A bag of 4100 chocolates is packed in 3 different types of boxes the ratio of the number of chocolates in 1 box to the no of chocolates in box 2 is 2:5 and the ratio of number of chocolates in box 3 is 3:4 .find the number of chocolates in each box
Answers
Answer:
600, 1500, 2000
Step-by-step explanation:
Number of chocolates= 4100
Number in boxes: box 1= x, box 2= y, box 3= z
Ratio of numbers:
x/y=2/5 and y/z=3/4, changing these to have a common number for y:
x/y=6/15 and y/z=15/20
So ratio of 3 numbers now:
x:y:z=6:15:20
6+15+20=41 parts make 4100 so, each part equals to 100 and we have numbers as:
x=600, y=1500, z=2000 chocolates in boxes
Given:
Number of chocolates in bag=4,100
Number of boxes=3
The ratio of number of chocolates in boxes 1 and 2=2:5
The ratio of number of chocolates in boxes 2 and 3=3:4
To find:
The number of chocolates in each box
Solution:
We can find the number of chocolates by following the given steps-
We know that the ratio of any two boxes can be used to calculate the ratio of all three boxes.

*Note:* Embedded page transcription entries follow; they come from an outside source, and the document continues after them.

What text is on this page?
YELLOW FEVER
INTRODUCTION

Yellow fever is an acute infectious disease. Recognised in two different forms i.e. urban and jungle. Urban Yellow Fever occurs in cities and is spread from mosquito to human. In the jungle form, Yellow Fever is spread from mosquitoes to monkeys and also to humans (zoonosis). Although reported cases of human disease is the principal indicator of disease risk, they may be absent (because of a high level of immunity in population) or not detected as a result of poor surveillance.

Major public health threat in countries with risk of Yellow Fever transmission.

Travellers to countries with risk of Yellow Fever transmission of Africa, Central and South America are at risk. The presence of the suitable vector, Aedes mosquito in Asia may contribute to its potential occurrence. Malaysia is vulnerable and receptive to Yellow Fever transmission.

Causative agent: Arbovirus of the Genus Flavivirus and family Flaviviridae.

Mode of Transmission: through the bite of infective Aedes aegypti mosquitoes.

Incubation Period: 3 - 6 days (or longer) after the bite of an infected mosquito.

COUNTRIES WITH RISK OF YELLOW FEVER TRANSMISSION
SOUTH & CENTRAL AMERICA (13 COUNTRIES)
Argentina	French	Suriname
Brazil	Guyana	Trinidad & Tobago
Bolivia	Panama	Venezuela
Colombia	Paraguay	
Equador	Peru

The number of chocolates in box 1: Number of chocolates in box 2=2:5 = 6:15
The number of chocolates in box 2: Number of chocolates in box 3=3:4 = 15:20
The ratio of all the three boxes= Number of chocolates in box 1: Number of chocolates in box 2:Number of chocolates in box 3
=6:15:20
The total number of chocolates=4100
Number of chocolates in box 1= 6×4100/41
= 600 chocolates
Number of chocolates in box 2= 15×4100/41
=1500 chocolates
Number of chocolates in box 3= 20×4100/41
=2000 chocolates
Therefore, the number of chocolates in each box is 600, 1500, and 2000.